Je l’annonce d’emblée, j’aime Marjane Satrapi.

Une amie m’avait offert il y a quelques années le livre « Broderies » et jusqu’alors, je n’avais jamais entendu parler de cette grande dame. Quelle surprise, quel brin de folie, une artiste iconoclaste tordant le cou aux stéréotypes avec dérision et poésie.

« Voices » ne déroge pas à la règle, une fois de plus Marjane Satrapi nous livre une pépite cinématographique, mélangeant différents genres pour créer un film atypique à la fois horrifique, surréaliste et drôle.

Jerry Hickfang (Ryan Reynolds) est un gentil pataud menant une vie paisible, empli d’enthousiasme et de bonne volonté, ayant une vision du monde particulièrement édulcorée, où les animaux parlent, comme ses deux compagnons, son chat Mr Moustache et son chien Bosco. Mais un soir alors que Jerry réussit enfin à sortir avec sa collègue Fiona (Gemma Arterton) dont il est follement épris, l’impensable se produit, il la tue sauvagement.

Jerry est d’autant plus choqué car il veut être une bonne personne et ne comprends pas ses propres agissements. Bosco tente de la rassurer, de lui faire entendre raison et lui conseille de se dénoncer à la police tandis que Mr Moustache le pousse à extérioriser le monstre en lui et à commettre d’autres atrocités. Ce meurtre sera le premier d’une série.

Le point de vue adopté par Marjane Satrapi contribue grandement à l’originalité du film. Les victimes sont secondaires car les sentiments éprouvés par Jerry sont au cœur du scénario, créant une sorte de compassion et d’attachement pour ce tueur en série. Dès le départ, nul doute ne plane sur sa culpabilité, pourtant Jerry souffre vraiment de ce qu’il est. Heureusement ses cachets lui permettent de masquer l’horreur de ses actes, d’avoir des visions improbables mais ne pondère en rien ses crimes.
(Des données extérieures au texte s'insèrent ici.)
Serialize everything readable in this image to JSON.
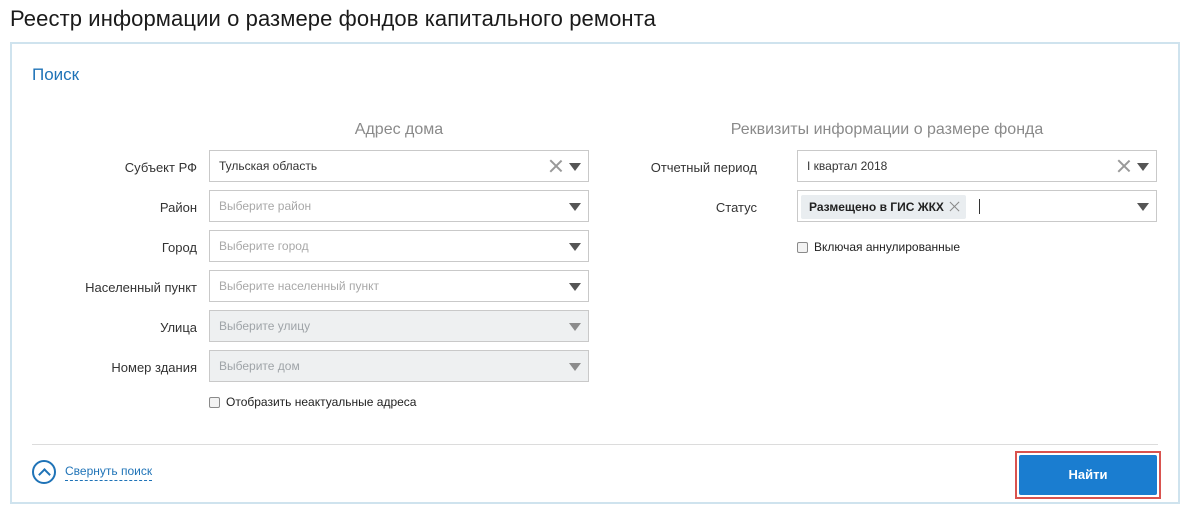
{
  "page": {
    "title": "Реестр информации о размере фондов капитального ремонта"
  },
  "search": {
    "title": "Поиск",
    "address": {
      "heading": "Адрес дома",
      "subject": {
        "label": "Субъект РФ",
        "value": "Тульская область"
      },
      "district": {
        "label": "Район",
        "placeholder": "Выберите район"
      },
      "city": {
        "label": "Город",
        "placeholder": "Выберите город"
      },
      "settlement": {
        "label": "Населенный пункт",
        "placeholder": "Выберите населенный пункт"
      },
      "street": {
        "label": "Улица",
        "placeholder": "Выберите улицу"
      },
      "building": {
        "label": "Номер здания",
        "placeholder": "Выберите дом"
      },
      "show_obsolete_label": "Отобразить неактуальные адреса"
    },
    "fund": {
      "heading": "Реквизиты информации о размере фонда",
      "period": {
        "label": "Отчетный период",
        "value": "I квартал 2018"
      },
      "status": {
        "label": "Статус",
        "tag": "Размещено в ГИС ЖКХ"
      },
      "include_cancelled_label": "Включая аннулированные"
    },
    "collapse_label": "Свернуть поиск",
    "find_button": "Найти"
  },
  "colors": {
    "accent": "#1f73b7",
    "button": "#1a7dd0",
    "highlight": "#d9534f"
  }
}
Tous les clichés des films d’horreur et des thrillers sont exploités, caricaturés et portés à leur paroxysme mais toujours avec humour. Les éléments fantastiques confèrent à « Voices » un caractère loufoque et unique.

Ryan Reynolds tient là peut-être son plus grand rôle, l’expression pathétique de son visage, la naïveté de son regard apporte une étincelle d’humanité à ce personnage, un nounours au grand cœur, prêt à vous étreindre jusqu’à l’étouffement.

« Voices » confirme le talent de réalisatrice et de narratrice de Marjane Satrapi. Le sujet est certes vu et revu mais sa patte artistique et sa sensibilité épineuse ont su insuffler un vent de fraîcheur, là où d’autres se seraient probablement cassés les dents.

Je conclurai ainsi, Norman Bates est à Alfred Hitchcok ce que Jerry Hickfang est à Marjane Satrapi.